NASA: Last Wednesday (16), NASA announced that the Hubble Space Telescope had malfunctioned. The flaw in one of the computers, identified last Sunday (13), still remains unsolved as the agency works to resolve it.
On Friday night (18), an agency statement said the operations team has been running tests and gathering more information “about the system to further isolate the problem.” Meanwhile, the scientific instruments remain in a safe mode to avoid further problems.
On the other hand, the agency claims that both the telescope and its instruments are in good condition. Earlier in the week, NASA tried to restart the computer, but the attempt failed. Initially, the problem was suspected in a degraded memory module. However, after switching to a backup module, the problem persisted.
Midweek, the agency ran new tests with both modules “for more diagnostic information.” Unfortunately, the attempt was also unsuccessful.

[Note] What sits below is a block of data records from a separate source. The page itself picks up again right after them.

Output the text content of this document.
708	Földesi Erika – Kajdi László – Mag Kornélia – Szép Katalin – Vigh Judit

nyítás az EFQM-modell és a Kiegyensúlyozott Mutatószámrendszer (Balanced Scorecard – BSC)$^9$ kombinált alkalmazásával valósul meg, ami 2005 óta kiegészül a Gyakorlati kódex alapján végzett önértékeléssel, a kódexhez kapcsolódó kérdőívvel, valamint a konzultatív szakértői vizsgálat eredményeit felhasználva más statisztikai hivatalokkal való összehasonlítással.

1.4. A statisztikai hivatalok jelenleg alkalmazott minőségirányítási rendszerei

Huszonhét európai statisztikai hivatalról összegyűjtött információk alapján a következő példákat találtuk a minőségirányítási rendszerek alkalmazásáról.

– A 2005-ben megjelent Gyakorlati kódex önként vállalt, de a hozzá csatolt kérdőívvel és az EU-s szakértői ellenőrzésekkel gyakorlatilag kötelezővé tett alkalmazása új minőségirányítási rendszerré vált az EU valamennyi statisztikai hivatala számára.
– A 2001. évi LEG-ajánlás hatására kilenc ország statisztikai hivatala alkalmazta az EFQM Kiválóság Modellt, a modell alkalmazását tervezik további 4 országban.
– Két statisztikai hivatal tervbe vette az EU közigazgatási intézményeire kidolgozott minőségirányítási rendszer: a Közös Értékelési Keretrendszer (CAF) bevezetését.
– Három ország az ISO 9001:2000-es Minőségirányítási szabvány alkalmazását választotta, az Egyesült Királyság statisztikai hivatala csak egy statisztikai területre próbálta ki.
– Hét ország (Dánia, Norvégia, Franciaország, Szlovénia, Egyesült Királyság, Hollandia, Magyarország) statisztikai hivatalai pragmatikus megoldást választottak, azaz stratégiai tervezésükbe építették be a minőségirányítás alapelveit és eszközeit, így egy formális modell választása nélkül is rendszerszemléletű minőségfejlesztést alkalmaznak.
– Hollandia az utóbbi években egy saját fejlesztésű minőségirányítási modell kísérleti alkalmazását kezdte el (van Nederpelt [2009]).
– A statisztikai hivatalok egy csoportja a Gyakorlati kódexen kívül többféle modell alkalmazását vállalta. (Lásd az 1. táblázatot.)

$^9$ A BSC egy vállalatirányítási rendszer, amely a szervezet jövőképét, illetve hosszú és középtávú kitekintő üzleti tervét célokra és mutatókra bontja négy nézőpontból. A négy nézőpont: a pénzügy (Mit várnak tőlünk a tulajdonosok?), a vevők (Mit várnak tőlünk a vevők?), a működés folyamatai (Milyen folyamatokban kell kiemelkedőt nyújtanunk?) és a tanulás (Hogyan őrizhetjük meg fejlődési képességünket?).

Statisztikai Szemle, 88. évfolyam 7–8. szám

Specifically, the agency reports that the payload computer is an NSSC-1 (NASA Standard Spacecraft Computer-1), built in the 1980s. The computer is responsible for controlling and coordinating scientific instruments, in addition to monitoring their health and safety.
NASA further details that there is a second computer in orbit to be used in case of a problem. Both can access and use “any of four independent memory modules, each with 64 kilobits of CMOS (Complementary Metal-Oxide Semiconductor) memory,” which she believes is redundancy.